NEW YORK: The Film Society of Lincoln Center's annual Film Comment Selects series (February 20 - March 5) offers the chance to catch up with a wide variety of movies, old and new, that have been judged as neglected by the country's leading serious movie magazine. This year, the recent stuff includes Michael Almereyda's latest dispatch from New Orleans, Paradise, Jean-Claude Brisseau's controversial A l’aventure, Paul Schrader's Holocaust-survivor story Adam Resurrected with Jeff Goldblum and Willem Dafoe, the South Korean thriller The Chaser (Chugyeogja), John Boorman's The Tiger's Tail, a doppelganger story starring Brendan Gleeson, and Lake Tahoe, Mexican director Fernando Eimbcke's follow-up to his small-scale charmer Duck Season. The older selections include some real buried gems, including two documentaries by Joel DeMott and Jeff Kreines: the notorious Demon Lover Diary, which is about the making of a zero-budget mid-1970s horror movie that ends with the documentary makers fleeing the scene in apparent fear for their lives from their subjects, one of whom mangled his hand so that he could use the insurance money to finance his movie and somehow arranged with Ted Nugent to use ol' Wango Tango's house for a location; and Seventeen, a look at teen culture in Muncie, Indiana that was made in 1983 for public television but deemed too raw for broadcast. There are also rare screenings of films by Situationist International founder Guy Debord and Robert Aldrich's seldom seen The Killing of Sister George.
Each weekend between now and the first week of April, starting tonight, the IFC Center will be having midnight screenings of a different film by David Cronenberg, including his first really big mainstream hit, 1986's The Fly (on March 6 and 7), but also with some out-of-the-way stuff. On February 27 and 28, IFC shows Spider, an adaptation of a Patrick McGrath novel starring Ralph Fiennes and a magnificent, jaw-dropping Miranda Richardson, that may be his best film of the decade and is almost certainly his most underappreciated.
Back in the days of studio musicals, Marni Nixon was the best-known off-screen singing voice in musicals. Nixon provided the high notes of Marilyn Monroe's version of "Diamonds Are a Girl's Best Friend" in Gentlemen Prefer Blondes and dubbed the singing voices of Margaret O'Brien in The Secret Garden, Deborah Kerr in The King and I and An Affair to Remember, Natalie Wood in West Side Story, and Audrey Hepburn in My Fair Lady. It was after that last film was released that Nixon, who received no on-screen credit for this work, became a celebrity and inspired a minor scandal when word leaked out of her contributions to the performances of non-singing stars in singing roles. She subsequently appeared on-screen as a singing nun in The Sound of Music; more recently, she supplied a voice for the Disney animated feature Mulan. On Monday, February 23, Nixon, who at 78 is still performing on-stage, will appear live at the Film Forum to promote her new autobiography, I Could Have Sung All Night. She'll be interviewed on-stage by the Film Forum's Bruce Goldstein and her co-writer, Stephen Cole.

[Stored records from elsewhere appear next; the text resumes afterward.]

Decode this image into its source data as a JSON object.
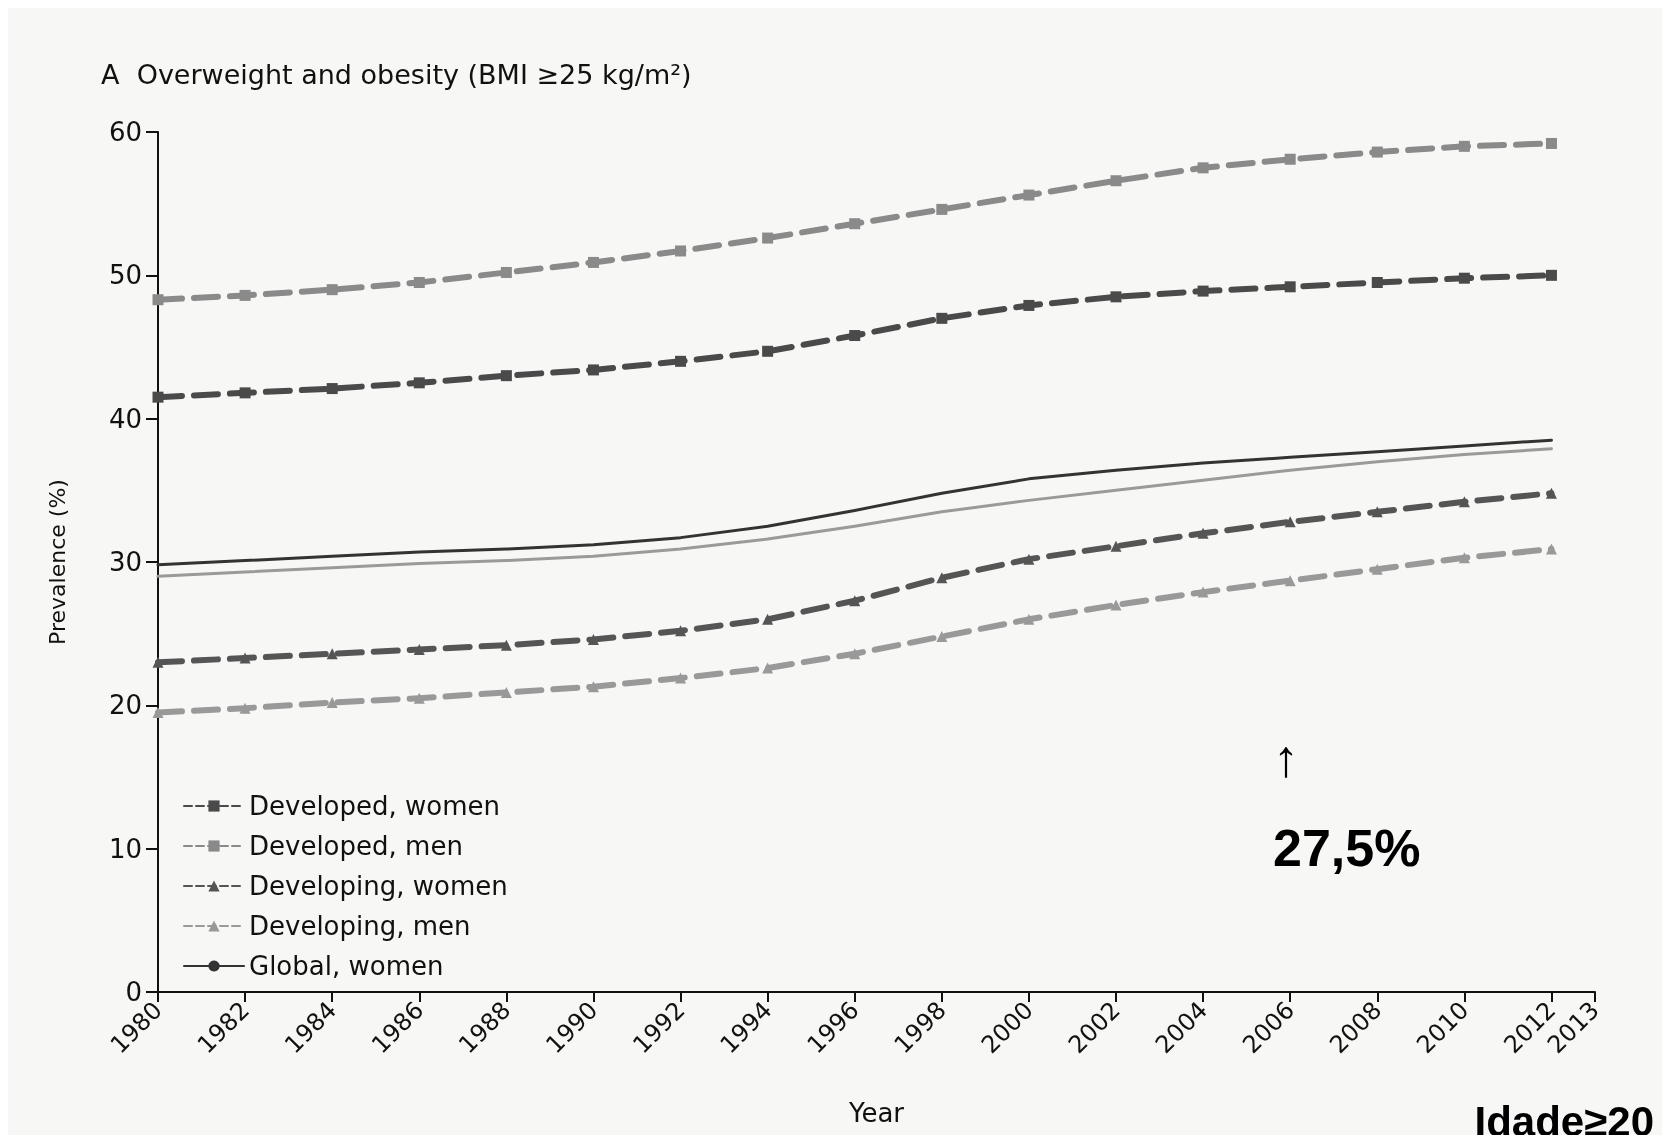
{
  "chart_data": {
    "type": "line",
    "title": "A  Overweight and obesity (BMI ≥25 kg/m²)",
    "xlabel": "Year",
    "ylabel": "Prevalence (%)",
    "x": [
      1980,
      1982,
      1984,
      1986,
      1988,
      1990,
      1992,
      1994,
      1996,
      1998,
      2000,
      2002,
      2004,
      2006,
      2008,
      2010,
      2012
    ],
    "series": [
      {
        "name": "Developed, women",
        "color": "#4a4a4a",
        "marker": "square",
        "line_style": "dashed",
        "values": [
          41.5,
          41.8,
          42.1,
          42.5,
          43.0,
          43.4,
          44.0,
          44.7,
          45.8,
          47.0,
          47.9,
          48.5,
          48.9,
          49.2,
          49.5,
          49.8,
          50.0
        ]
      },
      {
        "name": "Developed, men",
        "color": "#8a8a8a",
        "marker": "square",
        "line_style": "dashed",
        "values": [
          48.3,
          48.6,
          49.0,
          49.5,
          50.2,
          50.9,
          51.7,
          52.6,
          53.6,
          54.6,
          55.6,
          56.6,
          57.5,
          58.1,
          58.6,
          59.0,
          59.2
        ]
      },
      {
        "name": "Developing, women",
        "color": "#555555",
        "marker": "triangle",
        "line_style": "dashed",
        "values": [
          23.0,
          23.3,
          23.6,
          23.9,
          24.2,
          24.6,
          25.2,
          26.0,
          27.3,
          28.9,
          30.2,
          31.1,
          32.0,
          32.8,
          33.5,
          34.2,
          34.8
        ]
      },
      {
        "name": "Developing, men",
        "color": "#999999",
        "marker": "triangle",
        "line_style": "dashed",
        "values": [
          19.5,
          19.8,
          20.2,
          20.5,
          20.9,
          21.3,
          21.9,
          22.6,
          23.6,
          24.8,
          26.0,
          27.0,
          27.9,
          28.7,
          29.5,
          30.3,
          30.9
        ]
      },
      {
        "name": "Global, women",
        "color": "#333333",
        "marker": "none",
        "line_style": "solid",
        "values": [
          29.8,
          30.1,
          30.4,
          30.7,
          30.9,
          31.2,
          31.7,
          32.5,
          33.6,
          34.8,
          35.8,
          36.4,
          36.9,
          37.3,
          37.7,
          38.1,
          38.5
        ]
      },
      {
        "color": "#9a9a9a",
        "marker": "none",
        "line_style": "solid",
        "values": [
          29.0,
          29.3,
          29.6,
          29.9,
          30.1,
          30.4,
          30.9,
          31.6,
          32.5,
          33.5,
          34.3,
          35.0,
          35.7,
          36.4,
          37.0,
          37.5,
          37.9
        ]
      }
    ],
    "xlim": [
      1980,
      2013
    ],
    "xticks": [
      1980,
      1982,
      1984,
      1986,
      1988,
      1990,
      1992,
      1994,
      1996,
      1998,
      2000,
      2002,
      2004,
      2006,
      2008,
      2010,
      2012,
      2013
    ],
    "ylim": [
      0,
      60
    ],
    "yticks": [
      0,
      10,
      20,
      30,
      40,
      50,
      60
    ],
    "legend": "bottom left",
    "annotations": [
      "↑\n27,5%",
      "Idade≥20"
    ]
  }
}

DURHAM, NORTH CAROLINA: The tenth annual Nevermore Film Festival, a three-day celebration of "horror, gothic, & fantasy", starts today and runs through the weekend. A treat for genre fans, it's a chance to kick back and sample what the up-and-coming mad scientists have been brewing in theire labs, where horror junkies with low budgets and fevered brains try to bring something new and personal to the field even as the big studios are content to run off the thousandth xerox copy of a franchise that had worn out its welcome before the returns on its original installment were cold. (Yes, we're looking at you, Jason Voorhees.) This year's highlights include the trapped-in-a-supermarket thriller Alien Raiders and the moody, urban British ghost story The Disappeared. There are also old school screenings of such family friendly classics as James Whale's Frankenstein and The Creature from the Black Lagoon.
BERKELEY: The Human Rights Watch International Film Festival runs at the Pacific Film Archives from February 25 -27. The festival aims to be "the leading showcase for committed and courageous films that open our eyes to a range of human rights issues around the globe", and this year's program includes some sharp and poetic treatments of those issues, among them Up the Yangtze, The Sari Soldiers, about women who participated in the Nepalese civil war; the Argentinean lament Our Disappeared; and the paranoia-inducing Secrecy.